王德贵开始怒骂,但气息明显不稳,骂声被一阵更猛烈的咳嗽和呕吐打断。
他似乎想下炕,却传来身体滚落撞击的闷响和痛苦的哀嚎。
“啊——!疼!疼死我了!”
王德贵的惨叫声在破屋里回荡,凄厉刺耳。
他开始在地上翻滚,指甲抓挠地面的声音刺啦啦地响。
“药...那药不对!粥...粥也有问题!王大宝!是你!是你这个天杀的小杂种!你要害死我!!!”
咒骂声变成了绝望的嘶吼和恶毒的诅咒,
“早知道...早知道当初就该把你跟你那没用的娘一起撵出去!省得留下你这个白眼狼!毒蛇!弑父弑祖的畜生!”
“你会遭报应的!天打雷劈!不得好死!老子做鬼...做鬼也不会放过你!”
“啊——疼啊!救命...谁来...救...”
呼喊声渐渐微弱下去,变成了含糊的,带着血沫的嗬嗬声,以及身体间歇性的,剧烈的抽搐。

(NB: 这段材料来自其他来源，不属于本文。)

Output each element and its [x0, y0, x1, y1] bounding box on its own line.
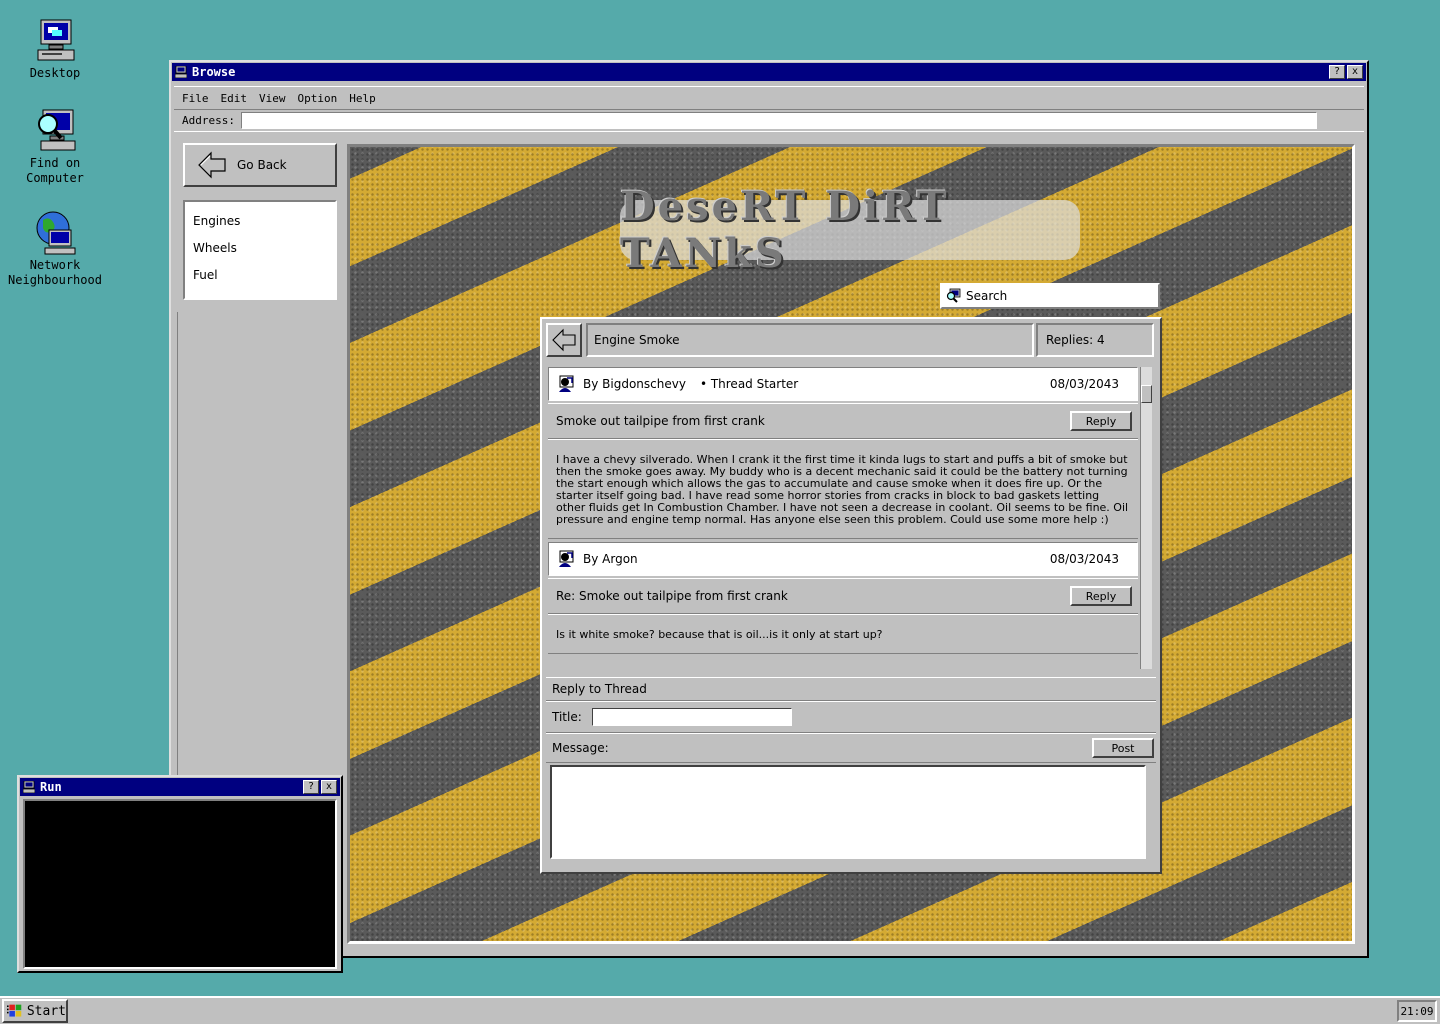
scrollbar-thumb[interactable]	[1141, 385, 1152, 403]
user-icon	[559, 375, 574, 392]
run-window: Run ? x	[17, 775, 343, 973]
desktop-icon-find-on-computer[interactable]: Find on Computer	[5, 108, 105, 186]
close-button[interactable]: x	[321, 780, 337, 794]
search-box[interactable]: Search	[940, 283, 1160, 309]
site-logo: DeseRT DiRT TANkS	[620, 183, 1080, 277]
go-back-label: Go Back	[237, 158, 287, 172]
title-label: Title:	[552, 710, 582, 724]
posts-scrollbar[interactable]	[1140, 367, 1152, 669]
globe-computer-icon	[36, 211, 76, 255]
taskbar: Start 21:09	[0, 996, 1440, 1024]
post-subject-row: Smoke out tailpipe from first crank Repl…	[548, 403, 1138, 439]
windows-logo-icon	[7, 1004, 22, 1017]
address-bar: Address:	[174, 110, 1364, 132]
post-subject-row: Re: Smoke out tailpipe from first crank …	[548, 578, 1138, 614]
thread-starter-badge: • Thread Starter	[699, 377, 799, 391]
nav-item-engines[interactable]: Engines	[193, 212, 327, 239]
title-input[interactable]	[591, 708, 792, 726]
message-textarea[interactable]	[550, 765, 1146, 859]
help-button[interactable]: ?	[1329, 65, 1345, 79]
menu-help[interactable]: Help	[349, 92, 376, 105]
reply-count: Replies: 4	[1036, 323, 1154, 357]
reply-button[interactable]: Reply	[1070, 411, 1132, 431]
web-content-frame: DeseRT DiRT TANkS Search Engine Smoke Re…	[347, 144, 1355, 944]
nav-item-wheels[interactable]: Wheels	[193, 239, 327, 266]
post-author[interactable]: By Argon	[583, 552, 638, 566]
reply-title-row: Title:	[546, 701, 1156, 733]
desktop-icon-label: Find on	[29, 156, 81, 170]
post-button[interactable]: Post	[1092, 738, 1154, 758]
post-body: Is it white smoke? because that is oil..…	[548, 614, 1138, 654]
desktop-icon-label: Desktop	[29, 66, 81, 80]
desktop-icon-network-neighbourhood[interactable]: Network Neighbourhood	[5, 210, 105, 288]
arrow-left-icon	[552, 328, 576, 352]
post: By Argon 08/03/2043 Re: Smoke out tailpi…	[548, 542, 1138, 654]
post-header: By Argon 08/03/2043	[548, 542, 1138, 576]
reply-button[interactable]: Reply	[1070, 586, 1132, 606]
search-label: Search	[966, 289, 1008, 303]
post-author[interactable]: By Bigdonschevy	[583, 377, 686, 391]
menu-bar: File Edit View Option Help	[174, 86, 1364, 110]
desktop-icon-label: Computer	[26, 171, 84, 185]
start-button[interactable]: Start	[2, 999, 68, 1023]
browse-window: Browse ? x File Edit View Option Help Ad…	[169, 60, 1369, 958]
menu-file[interactable]: File	[182, 92, 209, 105]
run-console[interactable]	[23, 799, 337, 969]
post-subject: Smoke out tailpipe from first crank	[556, 414, 765, 428]
menu-edit[interactable]: Edit	[221, 92, 248, 105]
post-date: 08/03/2043	[1049, 377, 1119, 391]
start-label: Start	[26, 1003, 66, 1019]
address-label: Address:	[182, 114, 235, 127]
desktop-icon-label: Neighbourhood	[8, 273, 102, 287]
search-icon	[946, 288, 961, 303]
thread-header: Engine Smoke Replies: 4	[546, 323, 1154, 359]
computer-icon	[37, 19, 75, 61]
post-date: 08/03/2043	[1049, 552, 1119, 566]
help-button[interactable]: ?	[303, 780, 319, 794]
category-list: Engines Wheels Fuel	[183, 200, 337, 300]
post-body: I have a chevy silverado. When I crank i…	[548, 439, 1138, 539]
arrow-left-icon	[198, 151, 226, 179]
menu-option[interactable]: Option	[298, 92, 338, 105]
window-title: Browse	[192, 65, 236, 79]
computer-icon	[175, 66, 187, 78]
thread-title: Engine Smoke	[586, 323, 1034, 357]
reply-form: Reply to Thread Title: Message: Post	[546, 677, 1156, 865]
browse-titlebar[interactable]: Browse ? x	[172, 63, 1366, 81]
computer-icon	[23, 781, 35, 793]
system-clock: 21:09	[1397, 1000, 1437, 1022]
message-label: Message:	[552, 741, 609, 755]
run-titlebar[interactable]: Run ? x	[20, 778, 340, 796]
address-input[interactable]	[240, 112, 1317, 129]
site-logo-text: DeseRT DiRT TANkS	[620, 183, 950, 277]
forum-thread-panel: Engine Smoke Replies: 4 By Bigdonschevy …	[540, 317, 1162, 874]
menu-view[interactable]: View	[259, 92, 286, 105]
post-header: By Bigdonschevy • Thread Starter 08/03/2…	[548, 367, 1138, 401]
post-subject: Re: Smoke out tailpipe from first crank	[556, 589, 788, 603]
nav-item-fuel[interactable]: Fuel	[193, 266, 327, 293]
user-icon	[559, 550, 574, 567]
window-title: Run	[40, 780, 62, 794]
magnifier-computer-icon	[38, 109, 76, 151]
reply-message-row: Message: Post	[546, 733, 1156, 763]
posts-list: By Bigdonschevy • Thread Starter 08/03/2…	[548, 367, 1152, 671]
close-button[interactable]: x	[1347, 65, 1363, 79]
reply-form-heading-row: Reply to Thread	[546, 677, 1156, 701]
desktop-icon-label: Network	[29, 258, 81, 272]
post: By Bigdonschevy • Thread Starter 08/03/2…	[548, 367, 1138, 539]
thread-back-button[interactable]	[546, 323, 582, 357]
reply-form-heading: Reply to Thread	[552, 682, 647, 696]
desktop-icon-desktop[interactable]: Desktop	[5, 18, 105, 81]
go-back-button[interactable]: Go Back	[183, 143, 337, 187]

王大宝终于缓缓抬起头,露出一张惨白却毫无表情的小脸。
他听着屋里那越来越微弱的咒骂,哀嚎和最后濒死的挣扎,眼神空洞地望着虚空。
爷爷的咒骂,像风一样刮过他的耳边,却没在他心里留下任何痕迹。
他只觉得...有点吵。
当屋里最后一点动静也彻底消失,只剩下死一般的寂静时,王大宝又静静地坐了一会儿。
然后,他慢慢地,有些僵硬地站起身,拍了拍屁股上的土。
他走到水缸边,用破瓢舀了点水,仔细地洗了洗手和脸。
水很凉,让他打了个激灵。
做完这些,他才转身,一步步走向那扇敞开的,如怪兽巨口的东厢房门。
在门口,他停顿了片刻,然后,面无表情地,迈过了那道门槛。
屋里光线昏暗,弥漫着浓重的呕吐物和死亡的气息。
王德贵蜷缩在炕下的泥地上,姿势扭曲,双目圆睁,几乎要凸出眼眶,里面凝固着无边的痛苦,震惊和最终的怨毒。
他的嘴角,前襟,满是黑褐色的污渍,手指深深抠进地面,留下道道血痕。
王大宝站在尸体旁边,低头看了很久。
没有害怕,没有悲伤,甚至没有大仇得报的快意。
只有一片深不见底的空洞,和胃里因为长时间饥饿而重新翻腾起来的灼烧感。
王大宝站起身,走到屋外,在午后刺眼的阳光下,眯起了眼睛。
接下来...该去村长家了。
这次,不用爷爷教,他也知道该怎么说。